A Good Night's Sleep.

Sleep is extremely important to maintaining good health and strong immunity. When our children are run down and tired, they become more vulnerable to becoming sick. School aged children need up to 11 hours of sleep. Preschoolers need a total of 13 hours of sleep per day. As we approach the last few weeks of summer, it is time to start to prepare our little ones for the up and coming school year. The summer months of late night bedtimes and no schedules can make back to school a difficult transition, especially for toddlers. So start early. Begin to slowly have your child go to bed earlier. We recommend starting bedtime preparation 15 minutes earlier each week for the month of August. This will help to accomplish a more seamless transition.

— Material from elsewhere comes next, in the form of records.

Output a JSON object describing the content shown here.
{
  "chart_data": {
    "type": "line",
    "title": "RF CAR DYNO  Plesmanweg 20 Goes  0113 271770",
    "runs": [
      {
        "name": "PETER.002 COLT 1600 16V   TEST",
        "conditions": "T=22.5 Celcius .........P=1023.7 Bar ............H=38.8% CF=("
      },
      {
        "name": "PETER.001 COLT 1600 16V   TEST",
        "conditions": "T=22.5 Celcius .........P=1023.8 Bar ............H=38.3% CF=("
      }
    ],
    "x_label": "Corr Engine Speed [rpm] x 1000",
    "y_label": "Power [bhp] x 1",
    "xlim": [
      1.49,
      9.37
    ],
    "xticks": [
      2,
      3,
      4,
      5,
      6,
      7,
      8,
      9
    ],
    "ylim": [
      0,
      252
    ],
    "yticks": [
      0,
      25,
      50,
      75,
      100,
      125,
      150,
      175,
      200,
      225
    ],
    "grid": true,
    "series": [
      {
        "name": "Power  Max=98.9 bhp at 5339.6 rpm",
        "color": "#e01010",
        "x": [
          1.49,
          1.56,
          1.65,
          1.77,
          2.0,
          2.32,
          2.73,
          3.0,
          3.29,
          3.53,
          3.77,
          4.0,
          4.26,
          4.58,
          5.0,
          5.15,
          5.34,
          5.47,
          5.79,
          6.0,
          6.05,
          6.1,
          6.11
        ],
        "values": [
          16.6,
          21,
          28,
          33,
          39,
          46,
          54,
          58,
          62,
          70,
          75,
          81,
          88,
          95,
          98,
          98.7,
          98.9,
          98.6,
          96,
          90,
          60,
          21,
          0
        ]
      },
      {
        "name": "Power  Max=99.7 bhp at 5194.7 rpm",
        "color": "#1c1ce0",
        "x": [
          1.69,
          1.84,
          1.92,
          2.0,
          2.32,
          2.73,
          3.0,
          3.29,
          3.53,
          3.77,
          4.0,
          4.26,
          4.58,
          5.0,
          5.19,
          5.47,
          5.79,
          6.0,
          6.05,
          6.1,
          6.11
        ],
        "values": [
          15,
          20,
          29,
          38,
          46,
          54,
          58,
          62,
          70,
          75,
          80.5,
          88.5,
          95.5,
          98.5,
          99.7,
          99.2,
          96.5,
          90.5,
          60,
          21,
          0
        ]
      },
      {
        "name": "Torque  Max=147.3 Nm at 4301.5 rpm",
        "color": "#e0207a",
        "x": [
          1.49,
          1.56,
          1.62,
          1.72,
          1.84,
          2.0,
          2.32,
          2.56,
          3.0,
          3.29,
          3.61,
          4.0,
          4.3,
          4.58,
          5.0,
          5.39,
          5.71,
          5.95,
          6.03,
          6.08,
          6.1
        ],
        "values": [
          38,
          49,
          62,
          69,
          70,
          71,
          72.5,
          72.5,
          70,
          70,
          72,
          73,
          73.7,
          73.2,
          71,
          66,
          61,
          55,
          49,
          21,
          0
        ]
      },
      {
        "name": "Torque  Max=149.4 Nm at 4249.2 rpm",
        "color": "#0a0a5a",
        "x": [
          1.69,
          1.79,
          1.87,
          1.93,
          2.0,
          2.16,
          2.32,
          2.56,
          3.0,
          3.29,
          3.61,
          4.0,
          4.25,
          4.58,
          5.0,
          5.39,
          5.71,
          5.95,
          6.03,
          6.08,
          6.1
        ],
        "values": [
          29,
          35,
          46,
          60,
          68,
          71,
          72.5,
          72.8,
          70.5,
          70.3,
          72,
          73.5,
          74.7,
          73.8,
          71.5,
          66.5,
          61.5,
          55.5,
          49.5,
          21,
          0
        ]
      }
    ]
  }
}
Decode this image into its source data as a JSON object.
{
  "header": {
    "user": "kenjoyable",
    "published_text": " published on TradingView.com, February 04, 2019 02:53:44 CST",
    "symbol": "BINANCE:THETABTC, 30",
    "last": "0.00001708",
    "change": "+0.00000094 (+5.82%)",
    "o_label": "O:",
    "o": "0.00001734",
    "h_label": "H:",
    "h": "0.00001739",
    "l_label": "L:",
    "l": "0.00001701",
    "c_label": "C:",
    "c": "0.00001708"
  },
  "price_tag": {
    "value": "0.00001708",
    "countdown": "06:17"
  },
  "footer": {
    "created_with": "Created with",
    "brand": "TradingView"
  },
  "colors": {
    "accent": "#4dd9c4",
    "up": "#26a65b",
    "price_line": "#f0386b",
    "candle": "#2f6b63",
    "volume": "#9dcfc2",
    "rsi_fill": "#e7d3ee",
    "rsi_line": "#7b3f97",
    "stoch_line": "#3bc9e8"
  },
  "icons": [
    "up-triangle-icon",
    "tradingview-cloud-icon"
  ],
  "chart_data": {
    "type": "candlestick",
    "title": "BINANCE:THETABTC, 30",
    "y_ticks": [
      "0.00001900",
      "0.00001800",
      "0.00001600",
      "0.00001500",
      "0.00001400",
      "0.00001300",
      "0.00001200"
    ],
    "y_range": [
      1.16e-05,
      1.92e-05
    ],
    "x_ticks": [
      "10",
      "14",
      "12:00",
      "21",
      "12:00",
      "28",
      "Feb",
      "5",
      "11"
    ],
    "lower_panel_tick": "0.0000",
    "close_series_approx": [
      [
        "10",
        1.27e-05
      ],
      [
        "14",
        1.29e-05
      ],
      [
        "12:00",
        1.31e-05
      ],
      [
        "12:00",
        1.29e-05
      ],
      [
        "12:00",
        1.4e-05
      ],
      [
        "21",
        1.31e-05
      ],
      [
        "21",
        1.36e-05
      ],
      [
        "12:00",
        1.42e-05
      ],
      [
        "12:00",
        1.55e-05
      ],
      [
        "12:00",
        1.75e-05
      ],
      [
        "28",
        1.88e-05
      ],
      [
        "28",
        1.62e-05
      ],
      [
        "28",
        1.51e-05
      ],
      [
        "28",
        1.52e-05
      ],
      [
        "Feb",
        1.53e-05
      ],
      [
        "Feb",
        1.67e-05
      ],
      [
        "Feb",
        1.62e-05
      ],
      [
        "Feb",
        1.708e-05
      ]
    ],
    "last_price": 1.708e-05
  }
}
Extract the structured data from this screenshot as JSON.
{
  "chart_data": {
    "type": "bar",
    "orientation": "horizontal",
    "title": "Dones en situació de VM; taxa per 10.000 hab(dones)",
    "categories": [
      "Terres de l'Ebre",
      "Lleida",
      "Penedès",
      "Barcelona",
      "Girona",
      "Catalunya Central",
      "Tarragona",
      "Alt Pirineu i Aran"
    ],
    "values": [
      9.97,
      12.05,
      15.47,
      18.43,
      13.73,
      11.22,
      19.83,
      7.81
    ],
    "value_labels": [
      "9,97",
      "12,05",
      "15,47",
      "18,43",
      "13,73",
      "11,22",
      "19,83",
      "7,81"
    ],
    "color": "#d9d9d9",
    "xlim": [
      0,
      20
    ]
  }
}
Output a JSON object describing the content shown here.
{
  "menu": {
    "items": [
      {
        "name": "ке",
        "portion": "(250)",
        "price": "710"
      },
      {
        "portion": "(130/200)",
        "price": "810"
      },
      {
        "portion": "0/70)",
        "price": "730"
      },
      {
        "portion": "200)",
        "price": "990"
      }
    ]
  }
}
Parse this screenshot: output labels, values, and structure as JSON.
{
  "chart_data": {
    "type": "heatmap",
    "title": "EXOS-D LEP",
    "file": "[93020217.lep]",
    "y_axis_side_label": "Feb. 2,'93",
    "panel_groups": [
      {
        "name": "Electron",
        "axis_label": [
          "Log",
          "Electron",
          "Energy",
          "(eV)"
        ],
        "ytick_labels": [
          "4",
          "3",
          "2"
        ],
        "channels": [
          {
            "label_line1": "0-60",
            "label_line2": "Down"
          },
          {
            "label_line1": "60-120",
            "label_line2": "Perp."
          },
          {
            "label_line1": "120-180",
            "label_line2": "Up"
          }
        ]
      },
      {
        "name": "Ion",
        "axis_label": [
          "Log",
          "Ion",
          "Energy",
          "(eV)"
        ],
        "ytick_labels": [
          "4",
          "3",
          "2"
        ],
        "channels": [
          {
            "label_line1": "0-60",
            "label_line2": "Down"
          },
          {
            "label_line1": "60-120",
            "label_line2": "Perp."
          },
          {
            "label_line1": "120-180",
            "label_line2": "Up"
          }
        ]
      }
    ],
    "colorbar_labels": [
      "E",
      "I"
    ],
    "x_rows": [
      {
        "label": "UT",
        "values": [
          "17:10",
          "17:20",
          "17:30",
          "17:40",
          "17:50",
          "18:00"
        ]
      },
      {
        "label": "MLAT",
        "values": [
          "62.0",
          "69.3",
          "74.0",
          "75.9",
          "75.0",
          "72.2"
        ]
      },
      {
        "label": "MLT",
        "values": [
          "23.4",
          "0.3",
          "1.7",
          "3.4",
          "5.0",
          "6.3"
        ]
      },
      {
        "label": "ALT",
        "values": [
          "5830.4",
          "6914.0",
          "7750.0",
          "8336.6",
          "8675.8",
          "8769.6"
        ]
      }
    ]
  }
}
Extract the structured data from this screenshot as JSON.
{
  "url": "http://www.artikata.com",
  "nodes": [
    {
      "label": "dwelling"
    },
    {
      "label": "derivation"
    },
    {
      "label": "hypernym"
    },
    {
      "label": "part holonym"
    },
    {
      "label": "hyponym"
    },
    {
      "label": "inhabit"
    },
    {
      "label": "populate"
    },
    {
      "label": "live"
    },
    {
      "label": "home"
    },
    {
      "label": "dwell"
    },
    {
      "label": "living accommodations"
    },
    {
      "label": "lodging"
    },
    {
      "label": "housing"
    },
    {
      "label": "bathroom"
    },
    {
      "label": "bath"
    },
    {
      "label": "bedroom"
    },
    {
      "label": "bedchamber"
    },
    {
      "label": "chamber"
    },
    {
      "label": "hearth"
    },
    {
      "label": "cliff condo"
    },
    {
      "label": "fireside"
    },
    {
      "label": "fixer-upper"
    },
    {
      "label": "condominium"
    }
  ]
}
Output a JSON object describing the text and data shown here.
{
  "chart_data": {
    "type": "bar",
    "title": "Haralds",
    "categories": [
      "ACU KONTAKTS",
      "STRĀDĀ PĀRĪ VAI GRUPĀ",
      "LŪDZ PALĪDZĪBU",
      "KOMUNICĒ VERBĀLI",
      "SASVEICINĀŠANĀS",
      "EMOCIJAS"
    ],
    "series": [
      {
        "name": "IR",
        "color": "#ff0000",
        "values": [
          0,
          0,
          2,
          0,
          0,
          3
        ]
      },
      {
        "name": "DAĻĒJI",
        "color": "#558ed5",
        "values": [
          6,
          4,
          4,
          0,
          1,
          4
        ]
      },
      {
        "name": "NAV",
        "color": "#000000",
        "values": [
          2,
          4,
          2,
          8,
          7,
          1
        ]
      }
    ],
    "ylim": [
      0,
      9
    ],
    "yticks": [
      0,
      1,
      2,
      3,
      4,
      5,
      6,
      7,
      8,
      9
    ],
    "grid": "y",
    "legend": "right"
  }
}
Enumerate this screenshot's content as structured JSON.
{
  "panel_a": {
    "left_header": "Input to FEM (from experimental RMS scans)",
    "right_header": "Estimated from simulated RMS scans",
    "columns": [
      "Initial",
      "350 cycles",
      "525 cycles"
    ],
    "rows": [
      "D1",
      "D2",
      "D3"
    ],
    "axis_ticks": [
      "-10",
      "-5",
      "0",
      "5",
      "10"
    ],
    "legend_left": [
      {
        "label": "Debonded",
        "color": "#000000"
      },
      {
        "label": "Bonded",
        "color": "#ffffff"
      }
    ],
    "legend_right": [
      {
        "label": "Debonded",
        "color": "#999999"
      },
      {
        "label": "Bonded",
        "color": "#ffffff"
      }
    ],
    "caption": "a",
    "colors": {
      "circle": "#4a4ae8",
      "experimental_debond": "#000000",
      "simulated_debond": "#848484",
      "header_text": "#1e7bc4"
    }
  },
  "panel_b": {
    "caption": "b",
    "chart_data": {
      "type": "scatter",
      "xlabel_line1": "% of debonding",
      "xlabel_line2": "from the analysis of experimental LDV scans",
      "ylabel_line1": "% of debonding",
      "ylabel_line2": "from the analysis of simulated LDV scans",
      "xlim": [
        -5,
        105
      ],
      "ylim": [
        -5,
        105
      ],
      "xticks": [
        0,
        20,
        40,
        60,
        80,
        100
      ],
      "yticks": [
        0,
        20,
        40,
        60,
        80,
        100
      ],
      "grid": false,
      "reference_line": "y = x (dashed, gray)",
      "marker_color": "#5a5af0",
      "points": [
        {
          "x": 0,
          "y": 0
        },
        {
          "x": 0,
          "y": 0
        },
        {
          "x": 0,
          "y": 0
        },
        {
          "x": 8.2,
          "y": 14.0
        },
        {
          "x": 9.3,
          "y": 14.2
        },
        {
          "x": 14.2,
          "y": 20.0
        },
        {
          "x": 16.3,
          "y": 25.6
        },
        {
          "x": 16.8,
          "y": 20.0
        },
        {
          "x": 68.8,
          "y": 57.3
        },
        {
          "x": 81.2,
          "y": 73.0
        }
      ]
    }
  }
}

Noshing on a Healthy Diet.

A well balanced diet is the key to a healthy school year. Certain fruits and vegetables contain phytonutrients such as vitamin C and carotenoids, which can help to boost your child's immune system. Strawberries, blueberries, oranges, green beans, and carrots contain antioxidants and phytonutrients that can help to increase your child's production of infection-fighting white blood cells and interferons which will help them fight off illness. Use these last few weeks of summer to try new things! Let them go to the store with you and pick out their own snacks for the upcoming school year. Allowing them to become involved in their own diet will motivate them to try new things.

Teach them Hand Washing.

The research has shown that the most effective way to prevent the spread of illness is to wash our hands. Good hand washing habits start at home. Make sure your kids wash their hands often and with soap. They need to understand the importance of clean hands before eating, after using the bathroom, and arriving home from school. If the school allows it, have your child carry disposable wipes in their backpack for quick cleanups. It is equally important to teach your child that if they are sick, they must cover their mouth before sneezing or coughing. Good hygiene is the key to decreasing the spread of germs in the classroom.

The Healing Power of Elderberry.

A lot of parents struggle with illness when their child first goes to school. Parents are always asking me if there is any supplement they can give their child to help prevent illness. Although there is no magic medicine to help prevent illness, elderberry has been used since the ancient times to help promote immunity and alleviate symptoms of the common cold. This can be used similar to a daily vitamin. There are many ways to incorporate this natural supplement into your child's diet. I love the idea of making an elderberry syrup for pancakes and waffles. Please remember there are contradictions and limitations to elderberry syrup so it is imperative that you discuss with your doctor whether it is appropriate for your child to start taking this supplement. Children under the age of 1 should not take elderberry. Please make sure your doctor goes over the appropriate dosing with you.